Pada Januari tahun lalu, Gregory Stanton, pendiri dan direktur Genocide Watch, organisasi nonpemerintah yang didirikan pada 1999, menyampaikan Kongres AS bahwa genosida terhadap Muslim dapat terjadi di India. 

‘’Kami mengingatkan, genosida bisa terjadi di India,’’ ujar Stanton. Ia menambahkan, terdapat tanda dan proses awal terjadinya genosida di Negara Bagan Assam dan Kashmir. 

Sekitar sebulan Stanton melontarkan pernyataan tersebut, para pemimpin agama Hindu melakukan pertemuan di tepi Sungai Gangga di sebalah utara Kota Haridwar dan menyerukan genosida Muslim.

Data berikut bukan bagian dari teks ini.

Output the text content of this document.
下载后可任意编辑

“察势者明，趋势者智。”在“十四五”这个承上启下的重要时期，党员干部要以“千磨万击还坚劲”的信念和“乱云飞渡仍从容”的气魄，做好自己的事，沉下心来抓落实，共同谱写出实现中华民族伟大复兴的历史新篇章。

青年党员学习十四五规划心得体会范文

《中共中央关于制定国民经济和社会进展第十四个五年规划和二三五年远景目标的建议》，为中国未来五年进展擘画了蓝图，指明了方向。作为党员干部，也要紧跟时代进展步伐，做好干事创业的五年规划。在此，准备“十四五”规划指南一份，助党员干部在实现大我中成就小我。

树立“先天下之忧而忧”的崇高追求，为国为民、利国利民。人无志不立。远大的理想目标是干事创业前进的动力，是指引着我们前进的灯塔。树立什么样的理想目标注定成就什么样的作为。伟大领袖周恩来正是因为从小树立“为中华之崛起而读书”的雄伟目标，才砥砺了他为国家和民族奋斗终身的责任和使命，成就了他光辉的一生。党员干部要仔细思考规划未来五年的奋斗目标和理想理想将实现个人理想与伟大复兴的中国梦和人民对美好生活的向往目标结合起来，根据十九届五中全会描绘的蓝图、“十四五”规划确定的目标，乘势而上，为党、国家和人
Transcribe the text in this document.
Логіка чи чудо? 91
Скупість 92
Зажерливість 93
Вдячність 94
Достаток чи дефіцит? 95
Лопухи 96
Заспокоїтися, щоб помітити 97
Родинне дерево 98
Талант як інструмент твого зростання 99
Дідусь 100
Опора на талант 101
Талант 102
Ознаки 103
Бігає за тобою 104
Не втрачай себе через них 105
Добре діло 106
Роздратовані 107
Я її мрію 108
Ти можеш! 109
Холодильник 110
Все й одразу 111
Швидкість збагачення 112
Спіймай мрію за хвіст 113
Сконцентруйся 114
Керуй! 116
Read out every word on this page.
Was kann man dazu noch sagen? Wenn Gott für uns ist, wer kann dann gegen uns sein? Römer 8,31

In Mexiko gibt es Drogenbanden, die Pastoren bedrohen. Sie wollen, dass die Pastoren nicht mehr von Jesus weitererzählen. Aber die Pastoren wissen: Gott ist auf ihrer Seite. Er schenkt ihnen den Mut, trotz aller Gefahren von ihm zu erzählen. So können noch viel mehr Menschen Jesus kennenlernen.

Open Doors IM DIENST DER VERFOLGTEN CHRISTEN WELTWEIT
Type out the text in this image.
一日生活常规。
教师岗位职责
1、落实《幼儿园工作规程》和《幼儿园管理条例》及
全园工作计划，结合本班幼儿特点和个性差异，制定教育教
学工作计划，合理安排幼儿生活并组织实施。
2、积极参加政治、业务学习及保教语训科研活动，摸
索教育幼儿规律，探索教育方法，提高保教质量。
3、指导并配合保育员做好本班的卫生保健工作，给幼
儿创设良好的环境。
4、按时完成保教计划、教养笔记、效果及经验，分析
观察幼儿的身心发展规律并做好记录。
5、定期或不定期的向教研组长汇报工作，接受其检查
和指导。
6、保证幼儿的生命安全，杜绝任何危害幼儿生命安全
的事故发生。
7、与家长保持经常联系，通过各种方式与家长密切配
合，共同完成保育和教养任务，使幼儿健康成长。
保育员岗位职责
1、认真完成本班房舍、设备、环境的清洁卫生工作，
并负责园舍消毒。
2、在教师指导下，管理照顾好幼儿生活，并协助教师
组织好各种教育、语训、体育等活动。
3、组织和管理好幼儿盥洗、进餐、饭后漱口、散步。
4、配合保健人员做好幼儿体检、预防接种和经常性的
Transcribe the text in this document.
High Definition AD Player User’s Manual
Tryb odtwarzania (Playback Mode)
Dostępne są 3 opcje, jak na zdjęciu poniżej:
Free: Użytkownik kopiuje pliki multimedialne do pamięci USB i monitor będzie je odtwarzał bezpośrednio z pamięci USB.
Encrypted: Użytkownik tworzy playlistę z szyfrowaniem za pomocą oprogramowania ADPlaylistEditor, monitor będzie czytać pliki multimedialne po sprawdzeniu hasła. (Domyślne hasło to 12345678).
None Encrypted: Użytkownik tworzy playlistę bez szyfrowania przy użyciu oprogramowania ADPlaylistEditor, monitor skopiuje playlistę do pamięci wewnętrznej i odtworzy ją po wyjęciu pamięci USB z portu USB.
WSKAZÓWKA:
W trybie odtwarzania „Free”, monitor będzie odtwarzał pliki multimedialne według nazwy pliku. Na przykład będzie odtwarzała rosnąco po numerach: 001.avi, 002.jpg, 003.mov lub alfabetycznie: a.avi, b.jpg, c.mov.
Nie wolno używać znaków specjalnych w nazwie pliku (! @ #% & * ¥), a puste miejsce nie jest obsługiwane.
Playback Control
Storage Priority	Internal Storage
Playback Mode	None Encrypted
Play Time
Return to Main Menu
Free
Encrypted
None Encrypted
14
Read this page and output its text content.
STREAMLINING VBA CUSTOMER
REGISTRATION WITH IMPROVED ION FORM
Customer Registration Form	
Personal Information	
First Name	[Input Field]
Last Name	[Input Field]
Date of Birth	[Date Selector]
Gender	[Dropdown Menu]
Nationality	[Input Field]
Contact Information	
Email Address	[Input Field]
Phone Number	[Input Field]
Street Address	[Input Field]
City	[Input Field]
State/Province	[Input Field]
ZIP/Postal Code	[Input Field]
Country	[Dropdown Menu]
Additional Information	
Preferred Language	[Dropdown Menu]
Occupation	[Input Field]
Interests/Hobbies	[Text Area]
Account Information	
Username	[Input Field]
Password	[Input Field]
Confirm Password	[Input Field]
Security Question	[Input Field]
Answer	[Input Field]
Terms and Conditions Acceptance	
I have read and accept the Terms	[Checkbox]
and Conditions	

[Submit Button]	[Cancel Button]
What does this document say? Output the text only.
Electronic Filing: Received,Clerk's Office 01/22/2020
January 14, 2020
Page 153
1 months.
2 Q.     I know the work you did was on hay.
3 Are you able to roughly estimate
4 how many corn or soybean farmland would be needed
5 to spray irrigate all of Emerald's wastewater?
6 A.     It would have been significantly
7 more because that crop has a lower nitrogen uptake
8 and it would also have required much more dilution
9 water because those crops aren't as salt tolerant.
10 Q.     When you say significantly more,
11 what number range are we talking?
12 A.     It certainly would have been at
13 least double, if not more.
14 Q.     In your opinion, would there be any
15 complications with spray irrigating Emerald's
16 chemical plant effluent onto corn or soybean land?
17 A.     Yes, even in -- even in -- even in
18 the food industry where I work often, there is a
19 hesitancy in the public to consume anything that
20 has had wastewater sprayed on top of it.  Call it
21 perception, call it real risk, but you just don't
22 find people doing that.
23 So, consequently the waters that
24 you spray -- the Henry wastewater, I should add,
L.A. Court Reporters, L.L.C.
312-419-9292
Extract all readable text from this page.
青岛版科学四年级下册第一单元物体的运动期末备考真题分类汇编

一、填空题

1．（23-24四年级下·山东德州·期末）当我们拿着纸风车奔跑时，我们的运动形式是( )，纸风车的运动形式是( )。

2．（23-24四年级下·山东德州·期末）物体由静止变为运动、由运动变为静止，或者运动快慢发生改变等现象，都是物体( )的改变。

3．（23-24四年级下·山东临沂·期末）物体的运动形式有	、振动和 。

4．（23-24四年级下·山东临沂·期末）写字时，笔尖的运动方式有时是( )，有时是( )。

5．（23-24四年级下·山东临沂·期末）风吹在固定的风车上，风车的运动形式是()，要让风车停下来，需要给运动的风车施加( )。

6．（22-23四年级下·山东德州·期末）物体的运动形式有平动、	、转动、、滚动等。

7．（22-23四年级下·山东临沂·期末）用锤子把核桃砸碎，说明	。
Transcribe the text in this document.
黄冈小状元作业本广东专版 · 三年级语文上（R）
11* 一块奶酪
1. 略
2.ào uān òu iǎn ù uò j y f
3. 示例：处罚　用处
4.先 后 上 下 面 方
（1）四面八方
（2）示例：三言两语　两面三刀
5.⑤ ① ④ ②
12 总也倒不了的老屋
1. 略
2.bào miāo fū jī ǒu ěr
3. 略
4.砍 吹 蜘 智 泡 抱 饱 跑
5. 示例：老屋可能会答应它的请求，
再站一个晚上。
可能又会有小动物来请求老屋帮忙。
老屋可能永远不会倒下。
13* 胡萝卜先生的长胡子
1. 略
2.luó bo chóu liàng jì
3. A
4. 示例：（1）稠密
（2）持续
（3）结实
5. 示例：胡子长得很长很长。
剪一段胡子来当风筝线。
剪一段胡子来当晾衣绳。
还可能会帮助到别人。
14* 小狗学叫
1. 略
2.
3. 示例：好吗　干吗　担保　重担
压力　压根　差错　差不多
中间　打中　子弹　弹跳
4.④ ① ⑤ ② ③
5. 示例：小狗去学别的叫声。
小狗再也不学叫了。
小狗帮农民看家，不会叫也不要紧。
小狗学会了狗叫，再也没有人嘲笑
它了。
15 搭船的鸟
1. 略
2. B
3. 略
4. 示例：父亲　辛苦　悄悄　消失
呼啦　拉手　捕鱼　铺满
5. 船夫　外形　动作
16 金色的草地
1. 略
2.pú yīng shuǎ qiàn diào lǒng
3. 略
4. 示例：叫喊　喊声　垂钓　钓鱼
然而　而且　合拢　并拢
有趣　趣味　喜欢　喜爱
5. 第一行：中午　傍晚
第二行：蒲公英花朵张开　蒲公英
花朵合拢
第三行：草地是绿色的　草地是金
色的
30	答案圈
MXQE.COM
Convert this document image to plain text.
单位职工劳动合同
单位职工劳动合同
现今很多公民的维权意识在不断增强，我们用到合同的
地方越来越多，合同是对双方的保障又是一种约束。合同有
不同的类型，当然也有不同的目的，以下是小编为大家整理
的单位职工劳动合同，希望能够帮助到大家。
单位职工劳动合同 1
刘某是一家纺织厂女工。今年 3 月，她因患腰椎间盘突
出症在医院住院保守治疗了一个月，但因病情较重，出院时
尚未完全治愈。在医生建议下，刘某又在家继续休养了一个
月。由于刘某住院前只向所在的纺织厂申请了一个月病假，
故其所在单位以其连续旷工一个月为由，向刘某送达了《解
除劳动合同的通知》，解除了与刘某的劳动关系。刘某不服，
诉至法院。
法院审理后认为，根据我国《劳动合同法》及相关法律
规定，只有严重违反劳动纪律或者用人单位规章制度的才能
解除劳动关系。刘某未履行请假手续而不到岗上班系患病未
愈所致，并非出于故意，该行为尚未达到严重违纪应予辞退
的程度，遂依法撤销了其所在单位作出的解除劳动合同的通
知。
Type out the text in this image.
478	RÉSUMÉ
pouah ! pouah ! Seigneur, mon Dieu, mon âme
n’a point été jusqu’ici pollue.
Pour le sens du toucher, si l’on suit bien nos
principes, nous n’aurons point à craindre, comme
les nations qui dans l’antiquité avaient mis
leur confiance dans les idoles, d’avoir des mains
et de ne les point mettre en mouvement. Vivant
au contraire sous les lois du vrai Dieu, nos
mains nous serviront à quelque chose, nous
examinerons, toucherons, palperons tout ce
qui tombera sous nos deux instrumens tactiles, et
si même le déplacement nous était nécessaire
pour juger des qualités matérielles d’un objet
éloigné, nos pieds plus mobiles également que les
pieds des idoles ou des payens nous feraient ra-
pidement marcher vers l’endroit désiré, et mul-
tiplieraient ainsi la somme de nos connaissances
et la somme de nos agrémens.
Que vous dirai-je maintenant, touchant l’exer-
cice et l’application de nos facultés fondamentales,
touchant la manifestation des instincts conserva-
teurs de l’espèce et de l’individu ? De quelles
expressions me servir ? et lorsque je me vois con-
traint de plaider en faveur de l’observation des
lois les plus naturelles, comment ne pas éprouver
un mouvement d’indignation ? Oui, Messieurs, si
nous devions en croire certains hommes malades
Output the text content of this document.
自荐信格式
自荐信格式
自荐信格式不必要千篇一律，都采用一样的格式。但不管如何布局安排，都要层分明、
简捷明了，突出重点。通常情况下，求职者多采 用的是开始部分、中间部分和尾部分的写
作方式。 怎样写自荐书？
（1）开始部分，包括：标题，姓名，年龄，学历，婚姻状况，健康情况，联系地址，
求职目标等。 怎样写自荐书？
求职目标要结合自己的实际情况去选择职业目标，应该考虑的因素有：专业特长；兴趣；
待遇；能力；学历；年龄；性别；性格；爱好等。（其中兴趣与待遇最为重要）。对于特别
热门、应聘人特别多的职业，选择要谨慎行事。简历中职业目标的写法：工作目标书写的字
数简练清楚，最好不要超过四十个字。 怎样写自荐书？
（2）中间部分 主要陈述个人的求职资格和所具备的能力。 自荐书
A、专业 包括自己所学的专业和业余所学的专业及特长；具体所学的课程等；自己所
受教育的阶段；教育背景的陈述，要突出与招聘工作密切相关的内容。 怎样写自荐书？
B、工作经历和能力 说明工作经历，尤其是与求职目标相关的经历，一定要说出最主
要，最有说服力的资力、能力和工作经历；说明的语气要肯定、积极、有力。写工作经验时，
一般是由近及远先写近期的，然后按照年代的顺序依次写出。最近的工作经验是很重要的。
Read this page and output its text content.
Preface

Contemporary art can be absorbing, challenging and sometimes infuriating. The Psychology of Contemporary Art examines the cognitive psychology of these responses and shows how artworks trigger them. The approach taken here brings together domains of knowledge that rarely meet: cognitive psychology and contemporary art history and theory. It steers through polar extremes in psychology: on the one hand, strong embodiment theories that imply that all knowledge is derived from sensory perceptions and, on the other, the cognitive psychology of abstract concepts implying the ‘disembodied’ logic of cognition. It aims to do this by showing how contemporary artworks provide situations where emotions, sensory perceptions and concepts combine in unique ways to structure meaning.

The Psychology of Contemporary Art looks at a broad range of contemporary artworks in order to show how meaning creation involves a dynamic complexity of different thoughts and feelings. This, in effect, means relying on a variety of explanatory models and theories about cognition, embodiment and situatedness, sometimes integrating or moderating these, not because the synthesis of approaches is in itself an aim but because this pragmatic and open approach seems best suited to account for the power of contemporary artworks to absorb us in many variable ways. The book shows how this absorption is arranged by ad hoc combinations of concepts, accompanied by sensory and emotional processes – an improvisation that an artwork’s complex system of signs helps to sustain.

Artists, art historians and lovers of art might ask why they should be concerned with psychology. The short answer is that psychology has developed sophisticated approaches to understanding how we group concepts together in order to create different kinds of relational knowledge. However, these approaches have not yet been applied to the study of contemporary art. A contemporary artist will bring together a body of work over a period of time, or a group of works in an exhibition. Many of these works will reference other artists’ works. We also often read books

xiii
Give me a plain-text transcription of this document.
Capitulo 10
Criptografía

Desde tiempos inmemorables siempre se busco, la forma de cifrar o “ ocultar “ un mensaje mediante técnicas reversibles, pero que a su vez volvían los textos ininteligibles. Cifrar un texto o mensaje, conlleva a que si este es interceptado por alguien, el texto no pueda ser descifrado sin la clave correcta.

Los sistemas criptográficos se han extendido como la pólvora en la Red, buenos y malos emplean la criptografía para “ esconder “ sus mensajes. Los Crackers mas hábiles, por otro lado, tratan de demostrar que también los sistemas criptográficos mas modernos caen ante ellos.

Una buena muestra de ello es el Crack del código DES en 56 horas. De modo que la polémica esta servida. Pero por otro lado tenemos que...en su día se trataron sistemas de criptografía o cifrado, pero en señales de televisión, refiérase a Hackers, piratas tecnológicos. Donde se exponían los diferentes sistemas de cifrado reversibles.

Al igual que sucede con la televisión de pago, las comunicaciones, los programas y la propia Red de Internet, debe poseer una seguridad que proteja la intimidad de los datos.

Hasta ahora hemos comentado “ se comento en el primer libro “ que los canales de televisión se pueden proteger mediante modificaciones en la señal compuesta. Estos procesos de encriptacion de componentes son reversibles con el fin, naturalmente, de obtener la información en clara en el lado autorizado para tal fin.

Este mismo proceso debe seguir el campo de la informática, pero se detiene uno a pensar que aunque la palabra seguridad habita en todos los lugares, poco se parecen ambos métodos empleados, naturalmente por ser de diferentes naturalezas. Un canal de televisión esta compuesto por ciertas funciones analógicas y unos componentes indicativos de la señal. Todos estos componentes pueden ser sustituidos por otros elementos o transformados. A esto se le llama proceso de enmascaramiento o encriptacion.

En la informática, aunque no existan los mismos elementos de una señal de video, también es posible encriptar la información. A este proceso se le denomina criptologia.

Ini juga dikuatkan dengan sejumlah video.

Video dari Dharm Sansad atau parlemen religius menunjukkan pendeta-pendeta Hindu, beberapa di antaranya mempunyai hubungan dekat dengan partai pimpinan Perdana Menteri Narendra Modi, BJP, menyatakan Hindu semestinya membunuh Muslim. 

Beberapa petinggi BJP, termasuk menteri dituding menyampaikan pernyataan publik berisi ancaman terhadap seluruh komunitas Muslim sejak partai nasionalis Hindu itu memimpin pemerintahan pada 2014.

Stanton menyatakan, genosida bukan sebuah peristiwa tetap proses seperti yang gambarkan, aksi paralel antara kebijakan pemerintahan BJP di India dengan serangan terhadap Rohingnya pada 2017 oleh militer Myanmar. 

Mereka menyerang, terutama minoritas Muslim, membunuh ribuan, memperkosa perempuan, dan membakar desa-desa mereka.